Childhoods in Brasília: listening to the children's voices in a church’s playground
Childhoods. Right to participation. Brasília. Playground. Church
This academic work is part of studies on childhood and aims to understand the voices of children in their experiences in the playground of a religious community located in Brasília, Brazil. The theoretical contribution is based on the field of studies of childhood(s), in a transdisciplinary perspective with the sociology of childhood, geography of childhood, anthropology of childhood(s), pedagogy of everyday life and comparative studies in education. The search for understanding children’s voices is anchored in the necessary articulation between the contents produced by them, which have singular and universal meanings.
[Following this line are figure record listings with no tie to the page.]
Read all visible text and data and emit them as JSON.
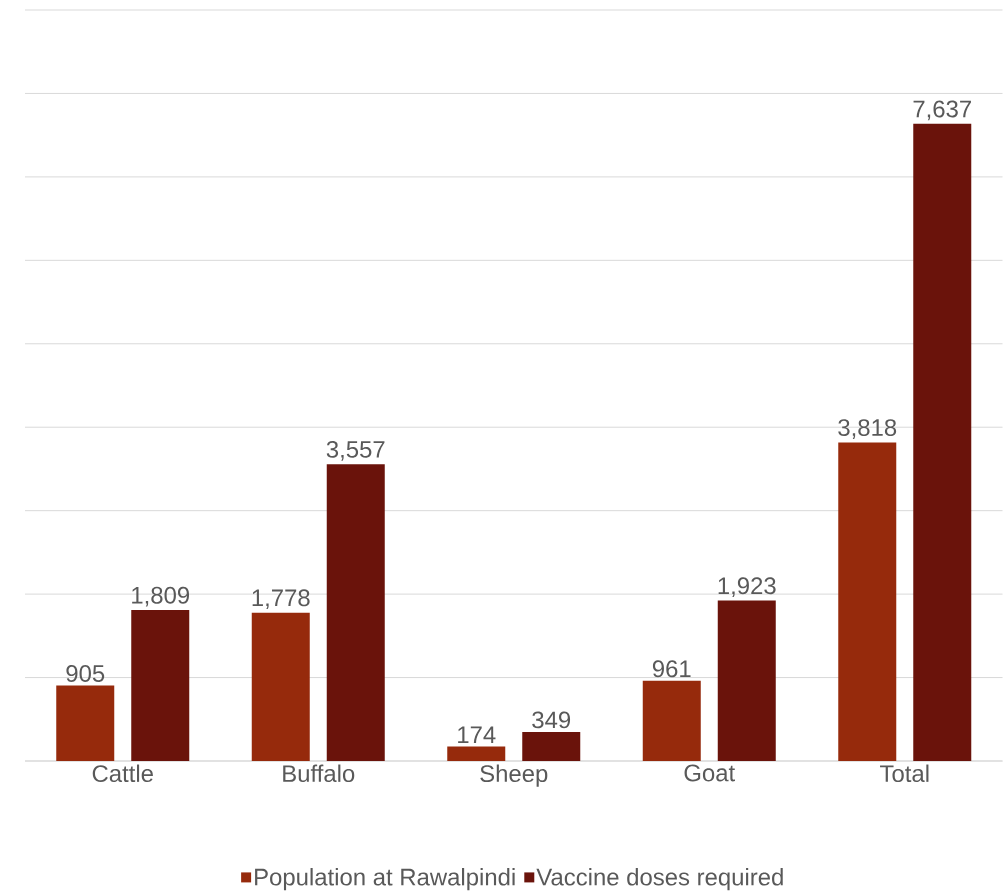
{
  "chart_data": {
    "type": "bar",
    "categories": [
      "Cattle",
      "Buffalo",
      "Sheep",
      "Goat",
      "Total"
    ],
    "series": [
      {
        "name": "Population at Rawalpindi",
        "color": "#962a0c",
        "values": [
          905,
          1778,
          174,
          961,
          3818
        ],
        "value_labels": [
          "905",
          "1,778",
          "174",
          "961",
          "3,818"
        ]
      },
      {
        "name": "Vaccine doses required",
        "color": "#6a130b",
        "values": [
          1809,
          3557,
          349,
          1923,
          7637
        ],
        "value_labels": [
          "1,809",
          "3,557",
          "349",
          "1,923",
          "7,637"
        ]
      }
    ],
    "ylim": [
      0,
      9000
    ],
    "yticks": [
      {
        "value": 0,
        "label": null
      },
      {
        "value": 1000,
        "label": null
      },
      {
        "value": 2000,
        "label": null
      },
      {
        "value": 3000,
        "label": null
      },
      {
        "value": 4000,
        "label": null
      },
      {
        "value": 5000,
        "label": null
      },
      {
        "value": 6000,
        "label": null
      },
      {
        "value": 7000,
        "label": null
      },
      {
        "value": 8000,
        "label": null
      },
      {
        "value": 9000,
        "label": null
      }
    ],
    "grid": "y",
    "legend": "bottom",
    "tick_labels": "x"
  }
}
It is noteworthy that the record of what children say in academic research is linked to rights inscribed in the United Nations Convention on the Rights of Children, of 1989. Academic research is guided by a qualitative approach through participatory research, articulating with the theoretical and methodological contributions of ethnographic studies of childhood. Due to the complexity of the research object, its understanding requires a diversified repertoire of methodological procedures capable of substantiating the hearing of children’s voices in the context of the playground. The first immersions in the field point to the playground as a place that allows the full development of children, through discoveries and the elaboration of peer culture. Children build narratives, operate with laws of physics and create explanations for phenomena as they play. However, the subordination of this generational group to adults limits their going to the playground, as it is the adults who decide and control the spaces and times of childhood(s).